Koussay Maacha

Personal information
- Full name: Koussay Ben Maacha
- Date of birth: 21 May 2007 (age 19)
- Place of birth: Tunis, Tunisia
- Height: 1.77 m (5 ft 10 in)
- Position: Winger

Team information
- Current team: AS Marsa

Youth career
- Espérance de Tunis

Senior career*
- Years: Team / Apps / (Gls)
- 2024–2026: Espérance de Tunis / 14 / (3)
- 2026–: AS Marsa / 0 / (0)

International career^{‡}
- 2024: Tunisia U17 / 2 / (1)
- 2025–: Tunisia U20 / 3 / (0)

= Koussay Maacha =

Tunisian footballer (born 2007)

Koussay Ben Maacha (قصي معشة; born 21 May 2007) is a Tunisian professional footballer who plays as a winger for club AS Marsa.

==Club career==
As a youth player, Maacha joined the youth academy of Espérance Sportive de Tunis and was promoted to the club's senior team in 2024. On 9 November 2024, he debuted for them during a 2–1 home win over AS Gabès in the league.

==International career==
Maacha is a Tunisia youth international and has played for the Tunisia national under-17 football team and the Tunisia national under-20 football team.
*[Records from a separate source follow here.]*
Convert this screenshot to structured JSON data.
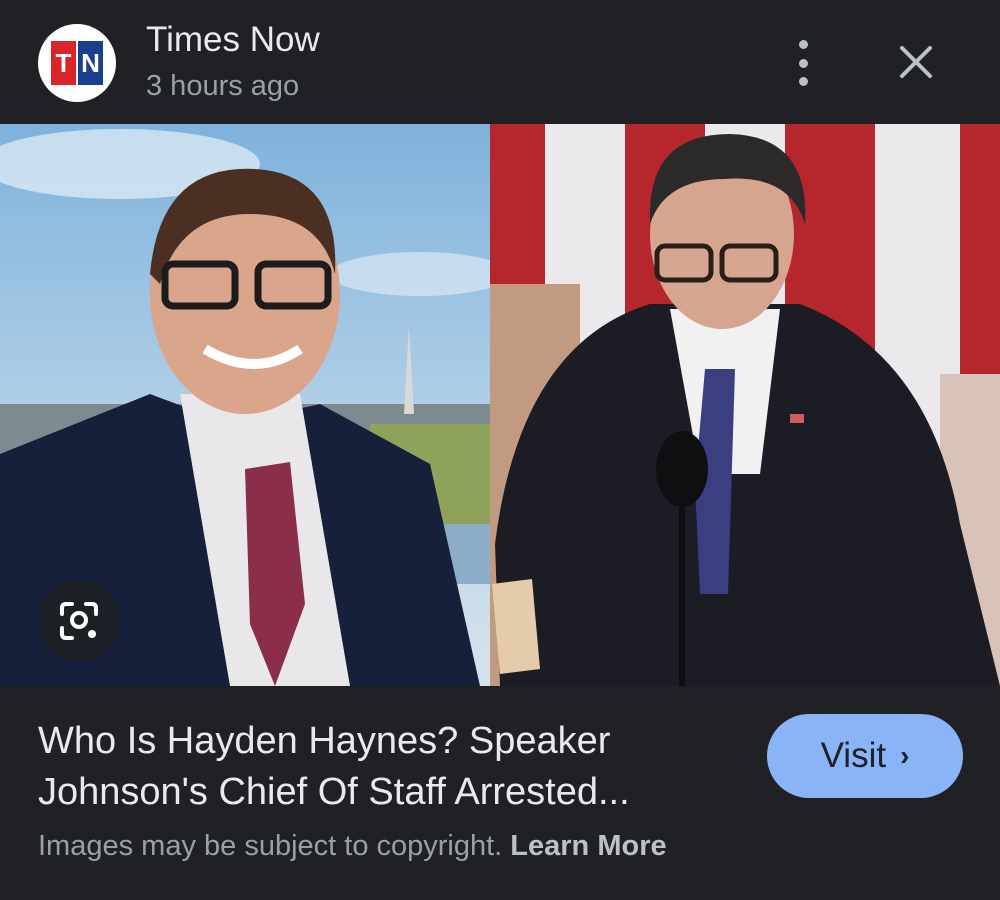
{
  "header": {
    "logo_text": "TN",
    "logo_left": "T",
    "logo_right": "N",
    "source": "Times Now",
    "time": "3 hours ago"
  },
  "icons": {
    "more": "more-vert-icon",
    "close": "close-icon",
    "lens": "google-lens-icon",
    "visit": "chevron-right-icon"
  },
  "article": {
    "title_line1": "Who Is Hayden Haynes? Speaker",
    "title_line2": "Johnson's Chief Of Staff Arrested..."
  },
  "visit_label": "Visit",
  "footer": {
    "copyright": "Images may be subject to copyright.",
    "learn_more": "Learn More"
  },
  "colors": {
    "background": "#202124",
    "visit_button": "#8ab4f8",
    "logo_red": "#d9252a",
    "logo_blue": "#1b3f8f"
  }
}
During November 2023, he helped the Tunisia national under-20 football team win the 2023 UNAF U-20 Tournament.

==Style of play==
Maacha plays as a winger and is left-footed. Arabic news website winwin wrote in 2025 that he "has tremendous technical abilities that help him overcome players from opposing teams. He is also distinguished by his accurate passes and ability to win two-way balls".